You know you’re in for an entertaining read when the first sentence of an article is:
We are witnessing the rise of an arrogant secularist rhetoric founded on belief in the supremacy of reason and absolute faith in science and progress, dogmas which arouse ridicule in serious academic and intellectual circles nowadays.
Fun or what? Beware of logical explosions in the following paragraphs:
“Reason” itself, whose praises they sing night and day, is a perpetually changing mixture of many overlapping elements. It is neither abstract, nor intentional and does not confront the rich, labyrinthine human world as its other. It is quintessentially imbedded therein, in its emotions, languages, historical experiences, religious traditions and cultural heritage. There is no such thing as an ahistoric reason.
I don’t think this makes any sense. Maybe it’s been ghost-written by the Pope.

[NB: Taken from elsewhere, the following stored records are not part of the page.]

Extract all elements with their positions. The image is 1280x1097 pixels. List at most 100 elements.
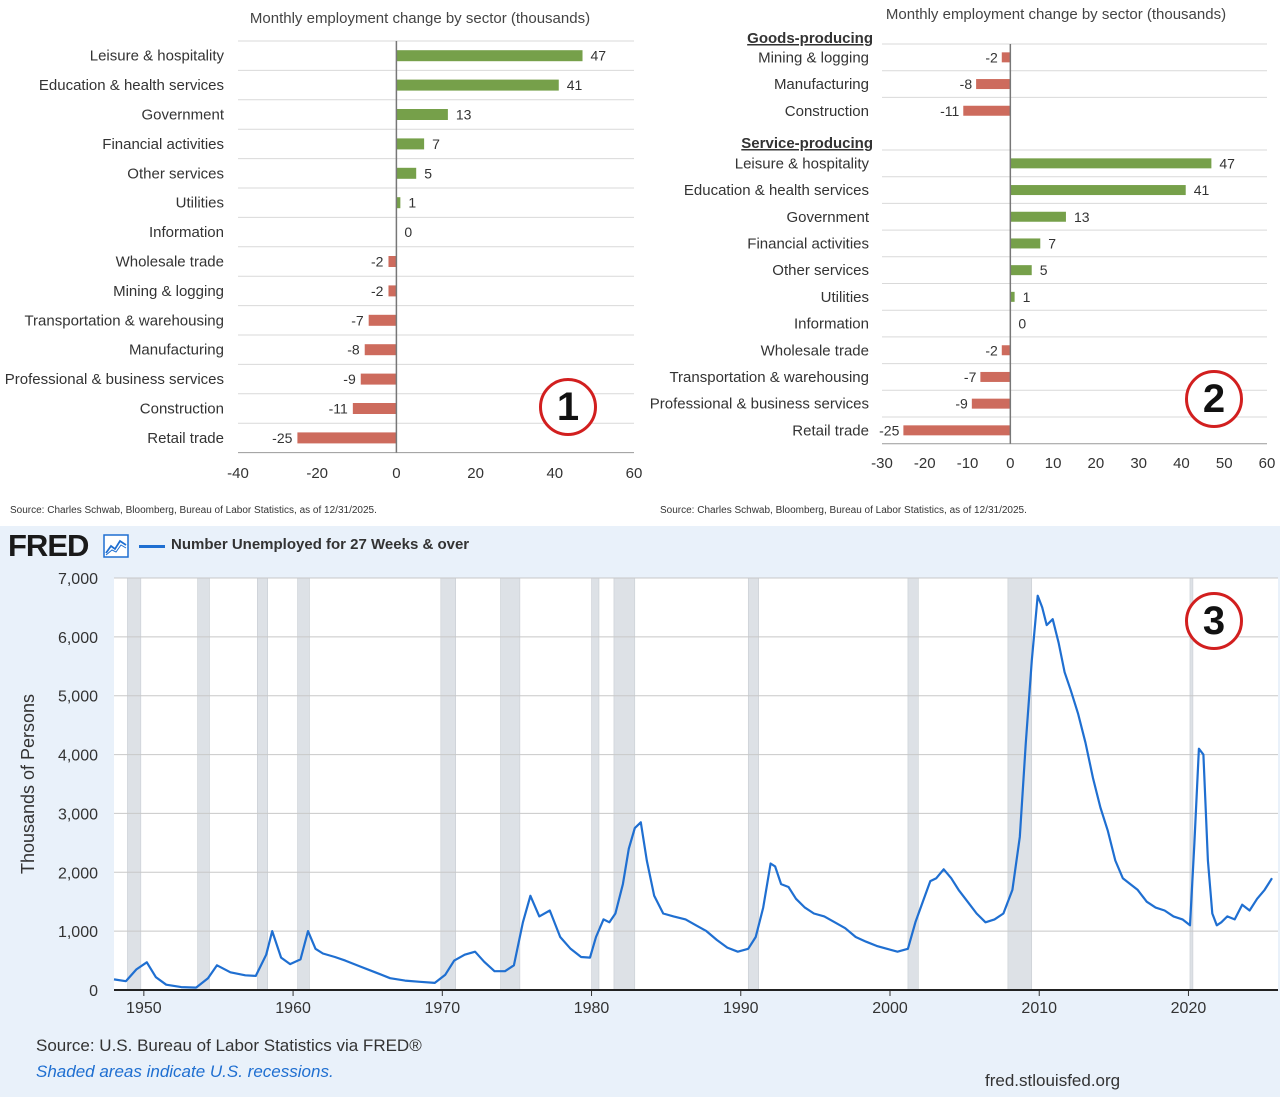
fred-x-tick: 1950 [126,1000,162,1017]
panel2-value-label: 0 [1018,316,1026,332]
panel1-category-label: Construction [140,401,224,418]
panel1-value-label: -8 [347,342,360,358]
panel1-value-label: -9 [343,371,356,387]
panel2-value-label: 5 [1040,262,1048,278]
panel2-bar [976,79,1011,90]
panel2-bar [1010,238,1041,249]
panel2-category-label: Other services [772,262,869,279]
panel1-category-label: Government [141,107,224,124]
fred-y-tick: 0 [89,983,98,1000]
panel2-category-label: Financial activities [747,235,869,252]
panel2-x-tick: 50 [1216,455,1233,472]
panel2-value-label: 1 [1023,289,1031,305]
panel1-bar [368,314,397,326]
panel1-bar [352,403,397,414]
fred-logo[interactable]: FRED [8,528,89,563]
panel2-value-label: -2 [985,49,998,65]
panel2-x-tick: -30 [871,455,893,472]
panel2-category-label: Construction [785,103,869,120]
panel2-bar [903,425,1011,436]
bar-charts-canvas: Monthly employment change by sector (tho… [5,6,1276,482]
panel1-value-label: 47 [591,48,607,64]
fred-x-tick: 2000 [872,1000,908,1017]
panel2-group-header: Goods-producing [747,30,873,47]
panel1-category-label: Manufacturing [129,342,224,359]
panel2-value-label: 41 [1194,182,1210,198]
fred-x-tick: 1980 [574,1000,610,1017]
fred-recession-band [591,577,600,991]
fred-recession-note: Shaded areas indicate U.S. recessions. [36,1062,334,1081]
panel1-value-label: -2 [371,254,384,270]
fred-recession-band [1007,577,1033,991]
panel1-bar [396,109,448,120]
fred-y-tick: 3,000 [58,806,98,823]
panel2-category-label: Information [794,316,869,333]
panel1-category-label: Retail trade [147,430,224,447]
panel1-bar [396,167,417,179]
panel2-category-label: Government [786,209,869,226]
panel2-category-label: Mining & logging [758,49,869,66]
graph-icon[interactable] [103,534,129,558]
panel2-category-label: Manufacturing [774,76,869,93]
panel2-value-label: -11 [940,103,959,119]
fred-recession-band [500,577,521,991]
panel1-value-label: -25 [272,430,292,446]
fred-y-axis-label: Thousands of Persons [18,694,38,874]
panel1-x-tick: 20 [467,465,484,482]
fred-url[interactable]: fred.stlouisfed.org [985,1071,1121,1090]
fred-panel: FRED Number Unemployed for 27 Weeks & ov… [0,526,1280,1097]
panel1-x-tick: 60 [626,465,643,482]
panel2-bar [1010,265,1032,276]
panel2-bar [963,105,1011,116]
panel2-bar [971,398,1011,409]
panel1-category-label: Financial activities [102,136,224,153]
panel2-badge: 2 [1185,370,1243,428]
fred-y-tick: 2,000 [58,865,98,882]
fred-recession-band [297,577,310,991]
panel1-category-label: Professional & business services [5,371,224,388]
fred-x-tick: 2010 [1021,1000,1057,1017]
legend-label[interactable]: Number Unemployed for 27 Weeks & over [171,536,470,553]
fred-series-line [113,594,1273,989]
panel1-category-label: Mining & logging [113,283,224,300]
panel2-category-label: Leisure & hospitality [735,155,870,172]
panel1-value-label: 41 [567,77,583,93]
panel1-bar [388,285,397,297]
panel2-value-label: -7 [964,369,977,385]
fred-y-tick: 4,000 [58,748,98,765]
panel1-category-label: Information [149,224,224,241]
panel2-category-label: Professional & business services [650,396,869,413]
panel2-value-label: -8 [960,76,973,92]
panel2-bar [1010,158,1212,169]
panel2-value-label: 47 [1219,155,1235,171]
fred-x-tick: 1960 [275,1000,311,1017]
fred-y-tick: 6,000 [58,630,98,647]
panel1-value-label: -7 [351,312,364,328]
panel3-badge: 3 [1185,592,1243,650]
panel2-x-tick: 20 [1088,455,1105,472]
fred-plot-area [114,578,1278,990]
panel1-category-label: Wholesale trade [116,254,224,271]
panel1-x-tick: 0 [392,465,400,482]
panel2-x-tick: -10 [957,455,979,472]
panel1-bar [297,432,397,444]
panel2-value-label: 7 [1048,235,1056,251]
panel1-bar [396,79,559,91]
legend-swatch [139,545,165,548]
panel1-badge: 1 [539,378,597,436]
panel1-bar [396,197,401,209]
panel2-value-label: 13 [1074,209,1090,225]
panel2-category-label: Education & health services [684,182,869,199]
panel1-value-label: -2 [371,283,384,299]
panel1-value-label: -11 [329,401,348,417]
panel1-category-label: Other services [127,165,224,182]
fred-recession-band [197,577,210,991]
fred-recession-band [440,577,456,991]
fred-recession-band [257,577,268,991]
panel1-value-label: 7 [432,136,440,152]
fred-line-chart: 0 1,000 2,000 3,000 4,000 5,000 6,000 7,000 1950… [18,571,1278,1017]
fred-recession-band [127,577,142,991]
panel1-bar [364,344,397,356]
panel1-value-label: 1 [408,195,416,211]
panel1-value-label: 5 [424,165,432,181]
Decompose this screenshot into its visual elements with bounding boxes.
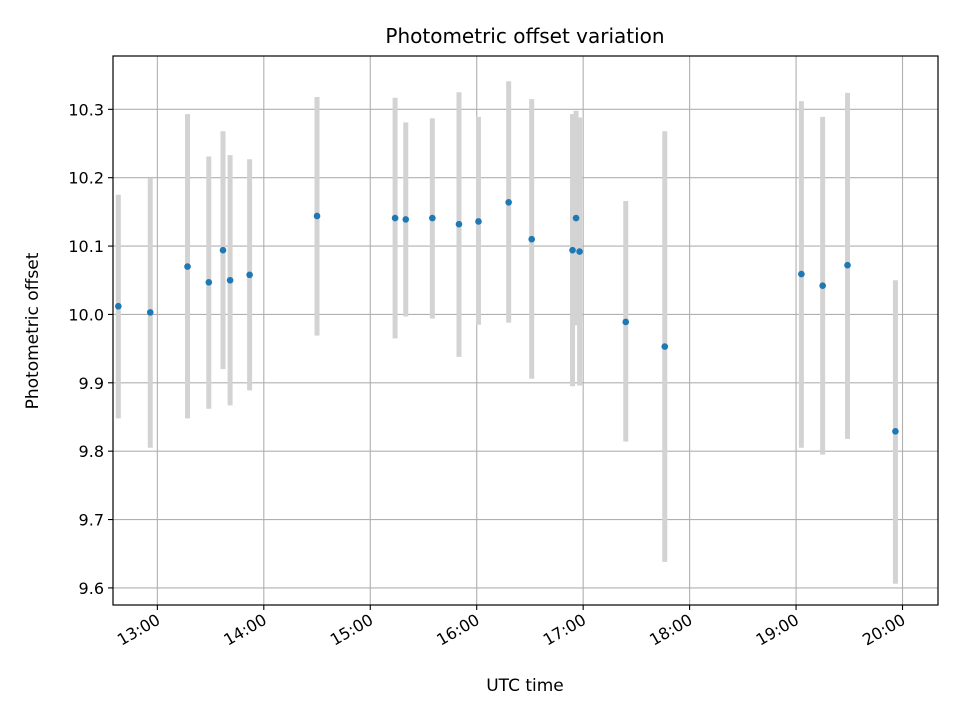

This means that we do not have one but many rationalities, the Christian European, the Islamic, the Chinese, the Indian to name a few, each stamped by the specific conditions of its evolution, and in turn incorporating a multitude of sub-rationalities. Neither do these traditions of rationality exist isolated from each other. They have much in common, the product of the interactive and communicative activity of cultures.
Aristotle’s logos, Descartes’ intellect and Kant’s transcendental reason, are illusions, which no self-respecting thinker can afford to defend in the 21st century. The truth is that today’s self- proclaimed guardians of enlightenment and rationality are offshoots of the intellectual poverty of eighteenth century positivism and scienticism, who disfigure philosophy and thought, history and reality. They are the victims of what may be referred to as a sick secularist consciousness.
There are people who really say this stuff to each other, you know. I like the argument of redefining a word out of all meaning as an attempt to claim something doesn’t exist.
This feels unfinished. Something’s missing…what could it be…
Secularist dogmatism is no less dangerous than its religious sibling. Secularism itself can be, and indeed has been in many historical instances, highly destructive. We should remember that Europe’s modern history is scarred with the brutality of secular totalitarianism. Neither the Jacobites, fascists, Nazis or Stalinists were priests or theologians. They were fanatical secularists who worshipped in reason’s grand temple and sacrificed hundreds of thousands for the god of progress, fervently vowing to create a new man and a new world on the ruins of the old.
Ah yes, there we go 🙂 No article of this nature is complete without mentioning Stalin at least once. Normally, though, the argument sounds at least vaguely plausible, even if it turns out to be a bit silly. Stalin, as far as I know, wasn’t acting as a result of non-belief in god, he was just your average dictator with access to 20th century technology. He was only using ‘reason’ in the same way that some Muslim fundamentalists ‘reasonably’ think that blowing themselves up guarantees them access to paradise. The problem is in the initial assumptions, which we can attack though logic and reason!
Nobody’s saying that religion is the only reason for hate and violence, just that it’s a major one. Simultaneously accusing ‘secularists’ of attacking straw-men while saying things like “[c]ommunication, they insist, is only possible within uniformity.” is a little ironic, too.
All these words. Why are people so scared of having to back up their ideas? If you want to believe in a fairy in the sky, go right ahead, just don’t tell other people they have to think the same thing. If you want to do something that affects other people, you need back it up with evidence and a logical argument – some people call this ‘reason’, but you can call it rumplebumpkins if you like, it doesn’t change what it is. What’s wrong with that?
Don’t bother reading the whole thing, it’s just depressing.